I have to tell you, I just frickin' love Google when it comes to these things. Really.
I found a registered trademark (expired) filed in 1963 for the furniture brand "Bay Colony," along with this logo:
Now, I don't have this logo on any of my kitchen furniture pieces, but perhaps they only used it in advertising and displays. At any rate, the dates lined up with what I knew about the age and style of the piece. "Bay Colony" is a great name for a furniture line with American Colonial styling.
The absolute best part of this furniture history sleuthing is without too much trouble at all, I found a great, red-white-and-blue tale of American manufacturing, and now I own a little piece of it.

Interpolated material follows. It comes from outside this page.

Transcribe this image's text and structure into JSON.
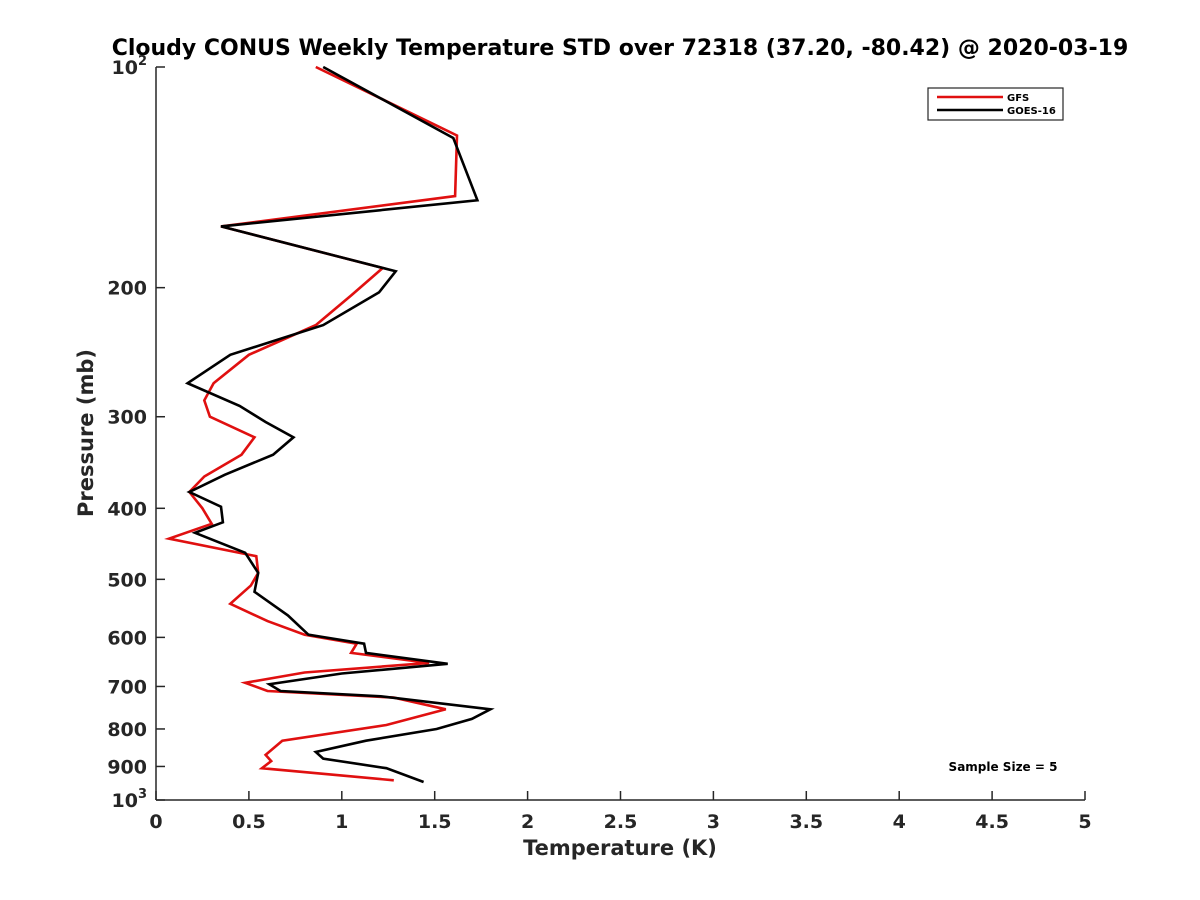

Cochrane's was a furniture company located in Lincolnton, North Carolina, and began way back in the 1850's, when the Cochrane family's great-great-great-somethin' grandfather was making church pews. In 1905 they began making furnishings for homes, and by the 1930s they were selling primarily dining room furniture made out of oak, pine, and maple. The family grew the company successfully through the Depression, World War II, and the 1950s and 1960s (when my set was built).
In the 1990s, the company was sold to the Chromecraft Revington company and production was moved to China. You can still see the Cochrane name on furniture being built today, but it is made overseas.
However, the Cochrane family has recently reopened a new family-owned furniture business in Lincolnton, and is now operating under the name of Lincolnton Furniture Company, employing a lot of their former workers, and concentrating once again on high quality solid wood dining room furniture:
|Lincolnton Furniture's "Declaration" Maple Dining Set|
The only word I can think of to describe this information is "enriching." I loved this table and chair set when I purchased it, without really knowing a thing about it other than the fact it was solid (the teenage son had to put his back into getting the table in the house-- it's HEAVY) and exactly what I was looking for. Now that I know it represented one family's livelihood, I feel even better about owning it.
I felt the same way about another history investigation for my birch kitchen cupboards, which were manufactured by another American company, Haas Cabinet, in Sellersburg, Indiana. They are still in business, and you can read about that discovery in my blog post here.
It gives me a deep sense of place and satisfaction to know I've got manufactured items with a history and a story in the room where my family lives, eats, and spends time.